•FG targets review in June over falling oil prices
•Group petitions Senate on TSA
From Fred Itua, Abuja
The Federal Government yesterday expressed fresh worries over the continuous dwindling of oil prices and the possible effect on the implementation of the 2016 national budget.
Minister of Budget and National Planning, Senator Udoma Udo-Udoma, who briefed a joint committee session (Appropriation) of both chambers in Abuja, told lawmakers that the government may be compelled to consider a downward review of the $38 oil benchmark for the budget. This is even as his Finance counterpart, Mrs. Kemi Adeosun, admitted that the economy was struggling.
Sen. Udo-Udoma said the review may come in June, but did not tell the lawmakers about the new oil benchmark that may be settled for after its midterm review.
“The oil prices came down over a year ago. People will not appreciate the impact of that. The cost of production has not come down. The cost of production is about $20 and what we get at the end of the day is small. This has made the budget a big challenge.
“We have been talking about diversification. In the end, it will be good for the economy. When we diversify, we create jobs. We are using the fall in oil prices as an opportunity to do things differently.
“We have taken a bold step in this budget, despite the financial challenge. We are expecting more resources from non-oil to oil revenues. We based our benchmark on $38. We are expecting that by the middle of the year, prices of crude oil will go up. Just in case our oil benchmark target is wrong, we will consider a mid-term review and come back to the National Assembly. If the price proves unrealistic, we will come back to the National Assembly to look at other ways forward.
“We are going to look at other sources. We are making plans to improve on our tax collection. The Federal Inland Revenue Service (FIRS) is championing that to ensure that we get that right. The Treasury Single Account (TSA) is another way. The Nigeria Customs Service (NCS) is another agency we are hoping will generate funds,” he said.
The minister denied that the government was planning to sack civil servants as a result of the biting cash crunch.
“Despite the huge drop in earnings, the government will not retrench. People should not be scared. We are looking at overheads and we have cut that by 9 per cent. There is a level you reduce it to and it will affect government officials from performing their duties. Next year, we will look at new ways we can further reduce overhead cost,” he added.
Mrs. Adeosun who, admitted that the economy was struggling, however, revealed that things would improve when the government injects 30 per cent of the money for 2016 budget into the real sector.
She said the ministry was working with the Economic and Financial Crimes Commission (EFCC) to fish out more ghost workers from the government’s payroll.
She said: “We have secured debts with Chinese Nexim Bank and the World Bank at very low interest rates. We are not just borrowing money for borrowing sake. We are borrowing to finance critical sectors of the economy.

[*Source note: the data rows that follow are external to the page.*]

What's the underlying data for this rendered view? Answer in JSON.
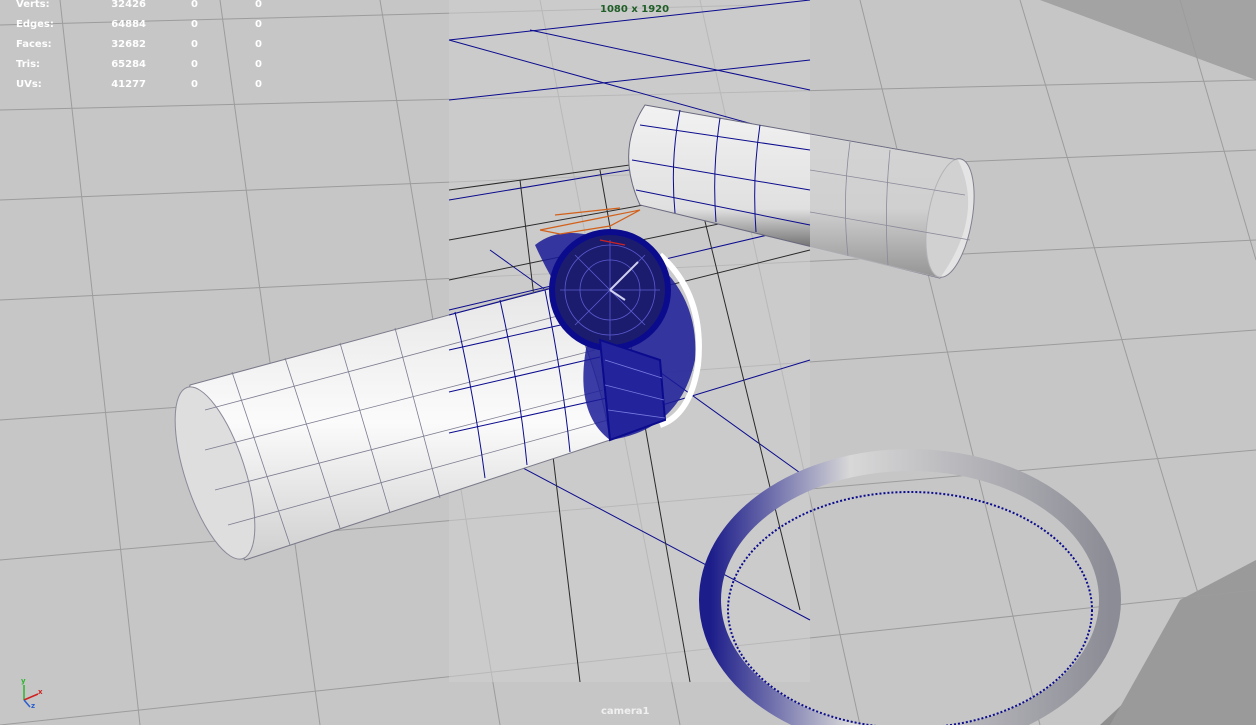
{
  "hud": {
    "rows": [
      {
        "label": "Verts:",
        "v1": "32426",
        "v2": "0",
        "v3": "0"
      },
      {
        "label": "Edges:",
        "v1": "64884",
        "v2": "0",
        "v3": "0"
      },
      {
        "label": "Faces:",
        "v1": "32682",
        "v2": "0",
        "v3": "0"
      },
      {
        "label": "Tris:",
        "v1": "65284",
        "v2": "0",
        "v3": "0"
      },
      {
        "label": "UVs:",
        "v1": "41277",
        "v2": "0",
        "v3": "0"
      }
    ]
  },
  "resolution_gate": "1080 x 1920",
  "camera_name": "camera1",
  "axis": {
    "x": "x",
    "y": "y",
    "z": "z"
  },
  "colors": {
    "wireframe_selected": "#0a0a8c",
    "grid_plane": "#c8c8c8",
    "resolution_text": "#1f5e27",
    "hud_text": "#ffffff"
  }
}
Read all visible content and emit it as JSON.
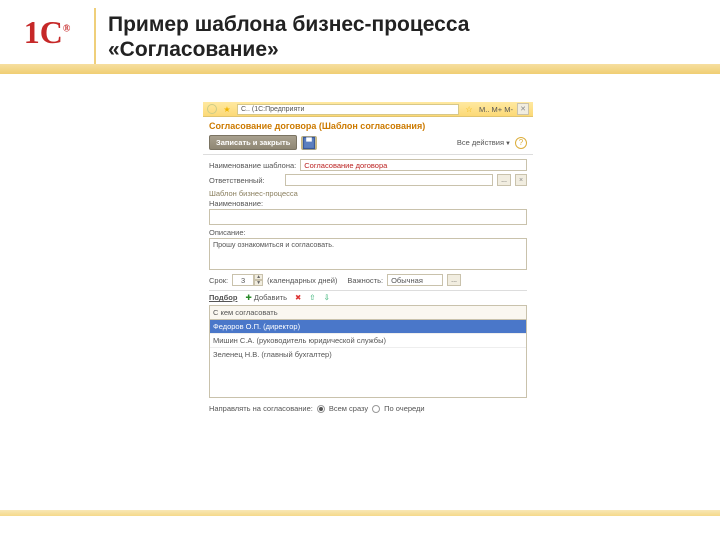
{
  "logo": "1C",
  "slide": {
    "title_line1": "Пример шаблона бизнес-процесса",
    "title_line2": "«Согласование»"
  },
  "toolbar": {
    "address": "С.. (1С:Предприяти",
    "right_hint": "М.. М+ М-"
  },
  "window": {
    "title": "Согласование договора (Шаблон согласования)",
    "btn_save_close": "Записать и закрыть",
    "all_actions": "Все действия",
    "help": "?"
  },
  "form": {
    "template_name_label": "Наименование шаблона:",
    "template_name_value": "Согласование договора",
    "responsible_label": "Ответственный:",
    "bp_template_label": "Шаблон бизнес-процесса",
    "name_label": "Наименование:",
    "description_label": "Описание:",
    "description_value": "Прошу ознакомиться и согласовать.",
    "deadline_label": "Срок:",
    "deadline_value": "3",
    "deadline_unit": "(календарных дней)",
    "importance_label": "Важность:",
    "importance_value": "Обычная"
  },
  "tabs": {
    "select": "Подбор",
    "add": "Добавить"
  },
  "list": {
    "header": "С кем согласовать",
    "rows": [
      "Федоров О.П. (директор)",
      "Мишин С.А. (руководитель юридической службы)",
      "Зеленец Н.В. (главный бухгалтер)"
    ]
  },
  "send": {
    "label": "Направлять на согласование:",
    "opt_all": "Всем сразу",
    "opt_seq": "По очереди"
  }
}
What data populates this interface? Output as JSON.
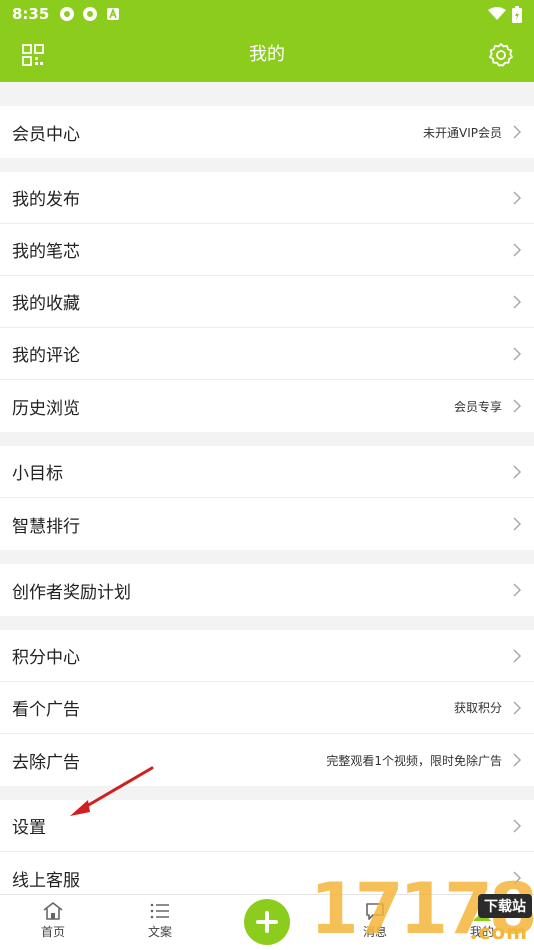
{
  "status_bar": {
    "time": "8:35"
  },
  "header": {
    "title": "我的"
  },
  "groups": [
    {
      "items": [
        {
          "label": "会员中心",
          "hint": "未开通VIP会员"
        }
      ]
    },
    {
      "items": [
        {
          "label": "我的发布",
          "hint": ""
        },
        {
          "label": "我的笔芯",
          "hint": ""
        },
        {
          "label": "我的收藏",
          "hint": ""
        },
        {
          "label": "我的评论",
          "hint": ""
        },
        {
          "label": "历史浏览",
          "hint": "会员专享"
        }
      ]
    },
    {
      "items": [
        {
          "label": "小目标",
          "hint": ""
        },
        {
          "label": "智慧排行",
          "hint": ""
        }
      ]
    },
    {
      "items": [
        {
          "label": "创作者奖励计划",
          "hint": ""
        }
      ]
    },
    {
      "items": [
        {
          "label": "积分中心",
          "hint": ""
        },
        {
          "label": "看个广告",
          "hint": "获取积分"
        },
        {
          "label": "去除广告",
          "hint": "完整观看1个视频，限时免除广告"
        }
      ]
    },
    {
      "items": [
        {
          "label": "设置",
          "hint": ""
        },
        {
          "label": "线上客服",
          "hint": ""
        }
      ]
    }
  ],
  "tabbar": {
    "home": "首页",
    "wenan": "文案",
    "msg": "消息",
    "me": "我的"
  },
  "watermark": {
    "digits": "17178",
    "badge": "下载站",
    "com": ".com"
  },
  "colors": {
    "brand": "#8ccc1d",
    "background": "#f3f3f3",
    "arrow": "#d01f1f"
  }
}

“We are working with the Economic and Financial Crimes Commission (EFCC) and see how we can further remove ghost workers from our payroll. That is something we are still doing.
“We believe that by injecting more than 30 per cent, it will stimulate the economy. The economy is slow right now and by the time we start paying contractors and others, the economy will pick up. We expect that from next year, our debt will reduce.”
In his remarks, Senate Committee Chairman on Appropriation, Danjuma Goje, promised to hasten things up to meet the new March 17 deadline when both chambers of the National Assembly will pass the budget.
Goje said: “We have been meeting with you, trying to package the budget. It is in continuation of our efforts to finalize the budget. We have already given ourselves a deadline to ensure that by March 16, we lay our budget report. In order not to fail the nation, the budget has to be passed.
“That is why we are having this conversation to ensure that what we produce is what will be implemented. We want to produce a budget the executive will be able to implement. If you have any other idea you have not told us, this will be the last place for public interaction,” he said.
Meanwhile, Bukola Saraki has received a petition accusing the Upper Chamber of seeking to frustrate the application of the Treasury Single Account (TSA) policy through one of its recent resolutions, wherein the Red Chamber, among other recommendations, urged the Central Bank of Nigeria (CBN) to terminate all contracts relating to the TSA.
The petition which was sent by The Coalition Against Corrupt Leaders (CACOL), asked the Senate to immediately rescind its position, pointing out that “the recommendations, if implemented as adopted, would represent a deadly attack on the Federal Government TSA project with a view to killing it and reversing all the gains recorded within the short time of its implementation.”
Signed by the Executive Chairman, Debo Adeniran, the petition raised questions about the resolution of the Senate.
He queried: “Could it then be safe to conclude that there is a move within the Senate to use the termination of the contract which will naturally frustrate the TSA project, still at its infancy, as an excuse to exempt the Senate from compliance with TSA to which President Muhammadu Buhari has consistently pledged commitment?
“What measures, if any, has the Senate proposed to manage the consequences on the economy of immediate disruption of the already settled nationwide TSA payment and revenue collection processes?” the group asked.